I started training back in June with my older brother in the Rogue Basic training program. After 2 months of the program, we decided to up the antey and train for a half marathon. Nothing like a little sibling rivalry to make you stick to the program, right!? We’re up to 5 miles, what’s another 8? Pfft. For months we drove together at the crack of dawn to Rogue and had the same conversation:
Corey: “Whose idea was this?”
Me: “I don’t know. Want to turn around and go back to sleep?”
Corey: “No, we’re already dressed.”
Me: “God it’s cold…why do we do this to ourselves?”
Corey: “I don’t know.”
Then we proceed into the shop, meet our running buddies and always have a smile on our faces after completing a long run because we know we will reward ourselves with a delicious meal at Chuy’s, Kerby Lane or Trudy’s.
Fast forward…so here we are: race day. I barely slept the night before, full from pasta, nerves shot and waking up every hour thinking I’ll miss my 4:30am alarm. Off if goes, up I pop, dress and wait for my ride. Confident in the attire I chose, nervous as hell, I split up from Corey and Robyn to meet my running partner, Michele. It’s both our first ½ Marathons and I’m stoked to have the chance to run it with her. We lull around in the dark cold wondering which pacers to stay with, wonder why anyone would show up to a race in 35 degree weather in a tank top and start our warm up. We hear the announcers and off we go. Our first 2 miles are in the 9:10 time frame, faster than normal for me, but the adrenaline is pumping, the people cheering in the streets with cowbells and inspirational signs tell me I can make it under 2 hours. By mile 5, I’m thinking, “I started too fast, I can’t keep up.” Michele tells me we’re doing great, I don’t want to slow her down, so I keep pumping my arms, telling myself, “it’s all mental, you can do it!” I call this my “there is no spoon moment.” In the beginning of training I had a moment during a 5 mile run when I remembered thinking, “wow, my body is just going, I don’t have to do a thing but just let my body move. It’s like Neo in the Matrix when everything turns to numbers and he sees the light! There is no spoon!”

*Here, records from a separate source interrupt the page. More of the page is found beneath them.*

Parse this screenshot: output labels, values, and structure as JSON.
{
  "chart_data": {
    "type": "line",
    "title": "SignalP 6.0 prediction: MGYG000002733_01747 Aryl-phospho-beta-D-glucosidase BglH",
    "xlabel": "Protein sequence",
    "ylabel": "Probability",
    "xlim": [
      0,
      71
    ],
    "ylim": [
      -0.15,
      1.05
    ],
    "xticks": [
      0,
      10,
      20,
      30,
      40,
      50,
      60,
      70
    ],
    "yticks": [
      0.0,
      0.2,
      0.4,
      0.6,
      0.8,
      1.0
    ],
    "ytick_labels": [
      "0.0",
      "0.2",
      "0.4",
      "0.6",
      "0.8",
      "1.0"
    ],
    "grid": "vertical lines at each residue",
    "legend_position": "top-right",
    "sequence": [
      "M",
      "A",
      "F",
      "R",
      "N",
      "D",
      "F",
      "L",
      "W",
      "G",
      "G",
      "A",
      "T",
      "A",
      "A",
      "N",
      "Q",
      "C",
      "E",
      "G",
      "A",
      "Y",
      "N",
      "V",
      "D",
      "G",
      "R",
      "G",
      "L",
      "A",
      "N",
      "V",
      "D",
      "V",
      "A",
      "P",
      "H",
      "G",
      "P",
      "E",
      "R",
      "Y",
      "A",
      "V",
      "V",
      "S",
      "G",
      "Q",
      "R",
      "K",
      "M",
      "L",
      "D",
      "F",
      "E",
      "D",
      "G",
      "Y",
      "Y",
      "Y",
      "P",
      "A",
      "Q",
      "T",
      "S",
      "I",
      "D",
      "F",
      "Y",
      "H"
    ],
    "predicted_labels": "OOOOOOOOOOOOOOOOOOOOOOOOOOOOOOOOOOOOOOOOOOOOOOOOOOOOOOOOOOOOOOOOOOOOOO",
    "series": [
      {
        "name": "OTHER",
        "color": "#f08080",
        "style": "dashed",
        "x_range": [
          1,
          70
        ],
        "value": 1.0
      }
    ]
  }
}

So, back to the race…mile 5 we take in a few chews and keep going. Mile 7, I’m half way there, “just do one mile at a time” is my mantra. Mile 9, time to GU…”hmm, the chocolate really is kinda tasty.” By mile 10 I can tell Michele has the eye of the tiger and can finish the last 3 miles at a faster pace and I don’t want to hold her back…she’d inspired me enough to keep a fast pace this far already. I tell her, “go, you got this!!” She hesitates, “are you sure?!” I say, “YES, you can do this in under 2 hours, run!!” Off she goes. I start to feel a little defeated and move to right to stop and walk. But, a voice in my head said, “you’ve come this far, trained this hard for today…don’t give up!” Plus those, “Pain now, Mimosas later” signs helped out! So I keep on trucking. Mile 11, “Don’t give up, pick up the pace, keep the pace, you got this!” Mile 11.5 my knee tightens, it hurts to land on my foot and I panic. I have to finish! I stop and stretch 4 times, it alleviates the pain but my goal to make it in 2 hours is gone. Oh well, at least I’ll finish this. Mile 12 and I think, “screw it” and the adrenaline pumps in yet again. “Pick it up Katie, you’re almost there”…past the UT alumni center, around the curve onto MLK and “sprint Katie, sprint”. I twist my left ankle. “Screw it! Run!!!” I see the clock, it’s at 2:03:19…we started with 4 minutes on the clock. “Oh crap, I can make it, I can make my time!!” I finished in 1:59:30 with the biggest sense of accomplishment I’ve felt physically since my days as a high school athlete. My whole body got the shivers, I teared up with pride and my lips quivered as I whispered to myself, “I did it, I really did it.” I walked up to a volunteer handing out medals. He handed it to me and I said, “I’ve been waiting six months for this thing.” He just smiled and said, “you did it”.